YJ: You’re right. Most Korean immigrant families owned wig shops; I lived in the States in the 1970s, and most of them were dealing with wigs — not farmers. The beauty of this movie is usually when we make a film about immigrant stories, [it’s often about] white people discriminating, and the racism things. But the world is changing. Let’s live together, not “You are not better than us” or “We are not better than you.” We are all the same. That’s the beauty of this movie.
Han: I agree. Anyone who looks back on their childhood will find a piece of it in this film.
The family is very specific, but their experience with one another is universal, isn’t it?
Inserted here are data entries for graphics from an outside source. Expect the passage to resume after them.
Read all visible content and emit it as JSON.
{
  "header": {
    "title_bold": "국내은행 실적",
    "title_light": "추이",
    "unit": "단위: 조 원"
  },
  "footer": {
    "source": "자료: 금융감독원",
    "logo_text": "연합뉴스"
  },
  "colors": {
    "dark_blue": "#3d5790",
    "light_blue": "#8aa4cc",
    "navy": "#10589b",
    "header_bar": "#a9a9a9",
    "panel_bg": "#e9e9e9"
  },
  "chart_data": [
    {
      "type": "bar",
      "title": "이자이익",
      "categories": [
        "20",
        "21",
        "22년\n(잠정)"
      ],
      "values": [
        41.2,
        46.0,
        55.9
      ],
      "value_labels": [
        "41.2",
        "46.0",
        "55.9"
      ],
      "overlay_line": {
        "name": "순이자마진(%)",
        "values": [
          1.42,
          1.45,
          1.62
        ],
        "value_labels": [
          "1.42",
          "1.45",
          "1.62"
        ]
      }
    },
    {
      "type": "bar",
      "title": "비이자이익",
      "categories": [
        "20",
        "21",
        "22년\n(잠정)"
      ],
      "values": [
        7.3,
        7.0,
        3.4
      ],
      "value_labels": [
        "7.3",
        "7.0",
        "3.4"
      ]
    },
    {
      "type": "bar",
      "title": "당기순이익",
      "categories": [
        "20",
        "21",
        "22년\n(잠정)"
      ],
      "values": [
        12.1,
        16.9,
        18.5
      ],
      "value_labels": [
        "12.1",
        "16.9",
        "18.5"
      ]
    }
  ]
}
Han: Soonja brings traditional herbal medicine and brews the medicine herself so she can give it to her grandson. I’m not sure how grandmothers are in the States, but in Korea, they tend to make everything themselves for their children and grandchildren.
YJ: To me, the basic heart is the same — nonwhite people or white people, all the same. You remember your grandmother, right? Grandma’s love is the same. Human love is — sometimes we have a different eating habit or some relationship is a little bit different — but basically, all grandmas’ love is the same. It’s all equal.
Why “minari,” anyway? I know it’s a plant grown in Korea that’s edible, and Soonja plants it near the water in Arkansas — but what’s the significance in naming the entire film after it?
YJ: In the film, the fire destroys everything — but the minari will survive. Isaac found out later, after he grew up and went to visit his farm. Everything was gone, but the minari was still growing in the wild.